Ama yine kız. Yüzünü buruşturmuş, hanıma homurdanmaya başlamış ama kadere razı olmuş. dördüncüye umut bağlamış, bu kez mutlaka diye.

Hanım yine hamile. Padişahda yine heyecan, ama daha büyük. Bu sefer tamam. Oğlan olmalı, yeter beklediği, Üç tane kız fazlasıyla yeter. Bu sefer kader değişmeli. Mutlaka oğlan gelmeli.

Doğum gerçekleşmiş, ama yine oğlan gelmemiş. Padişah çok üzülmüş, çok düşünmüş, çok endişeye kapılmış, taht sahipsiz kalacak diye. Bu arada hanımına karşı homurdanmaların dozu artmış, ters ters bakmalar, kızmalar başlamış.

Umut beşincide. Umut altıncıda. Yok, yok, yine kız doğurmuş hanımı. Padişahın artık sabrı tükenmiş. Homurtular yerini kızmaya, kızma yerine bağırmaya, bağırma yerini tehditlere bırakmış. Altıncı çocuğunun da kız olduğunu duyunca sükûtu hayle uğramış, yıkılmış, perişan olmuş. Hanımına çıkışmış, söylenmiş, dövmeye yeltenmiş. Ama zavallı anne ne yapsın. Elinde olan bir şey değil ki. Ama korkusundan ne kendisi, ne başkaları bunu öfkeli padişaha söylemeye cesaret edemiyormuş.

Padişah üzgün. Üzgün olduğu kadar kızgın, Kızgın olduğu kadar gadaplı, yanına yaklaşılmıyormuş.

Bir gün yine bir haber aldı. Sultan hanım hamile diye.

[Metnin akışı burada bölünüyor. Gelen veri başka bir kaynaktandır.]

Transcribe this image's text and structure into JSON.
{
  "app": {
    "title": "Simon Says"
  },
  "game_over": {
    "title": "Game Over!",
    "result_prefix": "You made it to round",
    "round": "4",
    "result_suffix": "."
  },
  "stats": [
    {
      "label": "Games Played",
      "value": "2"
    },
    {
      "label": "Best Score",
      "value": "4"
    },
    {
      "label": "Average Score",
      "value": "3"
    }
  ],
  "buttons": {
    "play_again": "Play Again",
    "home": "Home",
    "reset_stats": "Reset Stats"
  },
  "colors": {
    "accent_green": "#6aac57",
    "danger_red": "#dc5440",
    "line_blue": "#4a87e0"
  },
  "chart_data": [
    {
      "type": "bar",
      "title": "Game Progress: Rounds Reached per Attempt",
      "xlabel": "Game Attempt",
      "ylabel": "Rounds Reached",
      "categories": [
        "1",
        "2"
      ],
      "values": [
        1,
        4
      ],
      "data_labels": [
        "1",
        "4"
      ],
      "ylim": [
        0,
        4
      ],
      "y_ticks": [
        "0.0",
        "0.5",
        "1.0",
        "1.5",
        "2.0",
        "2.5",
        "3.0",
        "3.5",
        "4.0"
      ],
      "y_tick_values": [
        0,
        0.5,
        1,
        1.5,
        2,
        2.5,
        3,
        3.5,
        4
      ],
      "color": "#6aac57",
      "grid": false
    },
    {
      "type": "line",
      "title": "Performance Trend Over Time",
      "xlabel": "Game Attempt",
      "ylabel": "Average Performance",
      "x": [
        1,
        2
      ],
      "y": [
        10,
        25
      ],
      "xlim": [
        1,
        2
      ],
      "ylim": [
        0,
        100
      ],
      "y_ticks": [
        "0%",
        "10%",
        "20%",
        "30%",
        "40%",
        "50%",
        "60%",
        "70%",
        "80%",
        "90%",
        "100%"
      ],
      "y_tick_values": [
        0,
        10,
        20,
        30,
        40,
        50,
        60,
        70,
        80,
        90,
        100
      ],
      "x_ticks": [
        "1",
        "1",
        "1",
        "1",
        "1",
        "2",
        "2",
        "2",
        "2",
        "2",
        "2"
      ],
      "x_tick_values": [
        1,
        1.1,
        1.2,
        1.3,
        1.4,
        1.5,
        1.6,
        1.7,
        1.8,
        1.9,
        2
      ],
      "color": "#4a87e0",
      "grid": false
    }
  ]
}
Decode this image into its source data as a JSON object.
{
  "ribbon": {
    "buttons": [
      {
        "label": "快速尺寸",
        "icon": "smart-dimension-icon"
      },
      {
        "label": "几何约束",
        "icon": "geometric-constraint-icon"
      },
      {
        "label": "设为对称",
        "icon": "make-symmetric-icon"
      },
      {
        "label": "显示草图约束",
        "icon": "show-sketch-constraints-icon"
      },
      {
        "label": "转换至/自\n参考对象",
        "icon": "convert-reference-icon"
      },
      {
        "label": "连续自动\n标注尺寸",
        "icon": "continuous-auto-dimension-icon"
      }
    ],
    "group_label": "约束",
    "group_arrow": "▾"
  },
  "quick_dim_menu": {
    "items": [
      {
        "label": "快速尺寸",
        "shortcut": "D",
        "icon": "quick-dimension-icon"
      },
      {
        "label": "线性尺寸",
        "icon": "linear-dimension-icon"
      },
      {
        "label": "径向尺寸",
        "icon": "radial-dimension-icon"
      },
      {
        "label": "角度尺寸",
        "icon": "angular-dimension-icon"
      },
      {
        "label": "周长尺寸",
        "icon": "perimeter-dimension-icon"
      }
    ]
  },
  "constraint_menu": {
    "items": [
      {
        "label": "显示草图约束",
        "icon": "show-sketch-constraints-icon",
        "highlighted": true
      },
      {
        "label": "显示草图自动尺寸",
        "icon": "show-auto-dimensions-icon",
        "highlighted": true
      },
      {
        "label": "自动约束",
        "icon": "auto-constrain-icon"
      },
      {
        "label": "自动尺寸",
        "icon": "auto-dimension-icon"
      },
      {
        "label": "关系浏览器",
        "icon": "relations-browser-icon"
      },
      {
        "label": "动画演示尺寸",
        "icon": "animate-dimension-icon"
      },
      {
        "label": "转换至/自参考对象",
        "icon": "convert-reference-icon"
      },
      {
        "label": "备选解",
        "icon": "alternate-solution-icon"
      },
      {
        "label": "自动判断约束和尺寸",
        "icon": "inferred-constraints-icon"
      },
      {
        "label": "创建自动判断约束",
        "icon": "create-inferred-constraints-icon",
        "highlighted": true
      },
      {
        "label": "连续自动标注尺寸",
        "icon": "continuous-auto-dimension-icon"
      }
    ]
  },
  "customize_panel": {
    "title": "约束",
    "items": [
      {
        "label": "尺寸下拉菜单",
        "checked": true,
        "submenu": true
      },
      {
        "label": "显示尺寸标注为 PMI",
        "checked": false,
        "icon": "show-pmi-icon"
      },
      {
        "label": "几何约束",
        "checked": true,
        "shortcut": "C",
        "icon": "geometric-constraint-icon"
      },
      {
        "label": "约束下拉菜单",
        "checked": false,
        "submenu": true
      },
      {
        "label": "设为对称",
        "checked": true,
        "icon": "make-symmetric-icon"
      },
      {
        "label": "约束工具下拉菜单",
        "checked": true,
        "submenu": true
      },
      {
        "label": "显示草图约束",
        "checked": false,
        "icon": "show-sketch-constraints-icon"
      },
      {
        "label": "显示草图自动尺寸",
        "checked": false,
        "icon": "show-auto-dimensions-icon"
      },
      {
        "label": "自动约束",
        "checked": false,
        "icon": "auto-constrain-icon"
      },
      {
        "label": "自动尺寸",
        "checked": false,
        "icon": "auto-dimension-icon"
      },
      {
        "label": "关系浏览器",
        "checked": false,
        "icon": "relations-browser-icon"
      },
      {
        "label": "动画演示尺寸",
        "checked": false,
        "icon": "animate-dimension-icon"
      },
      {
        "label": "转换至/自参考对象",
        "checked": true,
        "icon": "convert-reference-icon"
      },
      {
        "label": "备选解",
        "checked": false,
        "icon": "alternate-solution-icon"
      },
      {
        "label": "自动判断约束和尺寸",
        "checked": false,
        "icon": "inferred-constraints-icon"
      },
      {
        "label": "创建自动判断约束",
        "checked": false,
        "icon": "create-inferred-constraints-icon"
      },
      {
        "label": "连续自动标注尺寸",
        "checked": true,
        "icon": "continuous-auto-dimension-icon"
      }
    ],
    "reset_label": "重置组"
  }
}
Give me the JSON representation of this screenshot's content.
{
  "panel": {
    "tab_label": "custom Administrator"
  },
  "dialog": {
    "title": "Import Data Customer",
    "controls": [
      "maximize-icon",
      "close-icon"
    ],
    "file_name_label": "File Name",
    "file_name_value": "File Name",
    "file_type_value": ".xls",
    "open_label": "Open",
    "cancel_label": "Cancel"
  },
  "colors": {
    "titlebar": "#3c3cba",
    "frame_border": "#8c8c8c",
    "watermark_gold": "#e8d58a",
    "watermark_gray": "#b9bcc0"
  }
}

Bu sefer heyecanlanmamış. Hanımına gitmiş ve “bu sefer de oğlan gelmesin hele, eziyetlerden eziyet beğen” diyerek tehdit etmiş. İşin bu tehditlerle yola girdiğini düşündüğü için içinde hafif bir gariplik, hatta buruk bir sevinç varmış. Bu sefer tamam diye.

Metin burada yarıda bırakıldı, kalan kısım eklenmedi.